The Congressional Budget Office projected today that the 2014 deficit will be the lowest in six years and down more than 60 percent from the record $1.4 trillion in 2009. With the annual April 15 tax filing deadline looming, the U.S. has received about $80 billion more in income taxes this fiscal year than it had 12 months earlier.
The Treasury’s coffers are swelling as the almost five-year economic expansion gains momentum, generating more corporate and personal income-tax revenue and reducing spending on social services. Stronger growth, in turn, will depend less on government spendingto fuel growth than it has in the past.
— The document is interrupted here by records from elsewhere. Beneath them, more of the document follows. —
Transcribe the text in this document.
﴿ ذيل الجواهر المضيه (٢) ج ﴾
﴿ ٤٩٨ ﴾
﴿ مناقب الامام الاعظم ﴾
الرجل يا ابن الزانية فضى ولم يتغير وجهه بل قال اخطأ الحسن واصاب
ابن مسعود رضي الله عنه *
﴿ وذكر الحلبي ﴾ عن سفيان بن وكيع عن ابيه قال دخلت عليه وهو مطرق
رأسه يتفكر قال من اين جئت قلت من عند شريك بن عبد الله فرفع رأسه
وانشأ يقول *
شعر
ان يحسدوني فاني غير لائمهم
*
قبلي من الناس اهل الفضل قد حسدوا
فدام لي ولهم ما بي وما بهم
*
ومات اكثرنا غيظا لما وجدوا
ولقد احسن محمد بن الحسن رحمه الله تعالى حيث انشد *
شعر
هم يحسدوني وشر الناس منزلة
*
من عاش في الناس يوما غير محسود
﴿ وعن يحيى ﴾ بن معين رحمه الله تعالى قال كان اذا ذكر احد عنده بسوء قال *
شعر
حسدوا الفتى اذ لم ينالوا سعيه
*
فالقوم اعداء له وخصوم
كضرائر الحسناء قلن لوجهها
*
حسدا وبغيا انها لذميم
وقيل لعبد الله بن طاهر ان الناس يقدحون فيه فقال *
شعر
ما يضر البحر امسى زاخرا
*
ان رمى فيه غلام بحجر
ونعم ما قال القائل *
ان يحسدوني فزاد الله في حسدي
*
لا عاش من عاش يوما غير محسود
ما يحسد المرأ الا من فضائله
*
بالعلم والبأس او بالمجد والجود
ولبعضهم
“Without fiscal stimulus, we’ll see over the next year or two if the economy is really standing on its own two feet,” said Ira Jersey, a fixed-income and interest-rate strategist at Credit Suisse Group AG in New York. “We suspect it is. This means further improvement of the deficit over the next few years.”
More evidence of fiscal health came last week, when the Treasury Department reported a deficit of $36.9 billion, the smallest for that month in 14 years. Revenue increased 16 percent to $215.8 billion from $186 billion in March 2013. Spending totaled $252.7 billion, down 13.6 percent.
Corporate tax revenue may climb further as accelerating growth and declining unemployment boost sales and earnings. The International Monetary Fund, in a report last week, forecast a U.S. expansion of 2.8 percent this year and 3 percent in 2015, compared with 1.9 percent last year.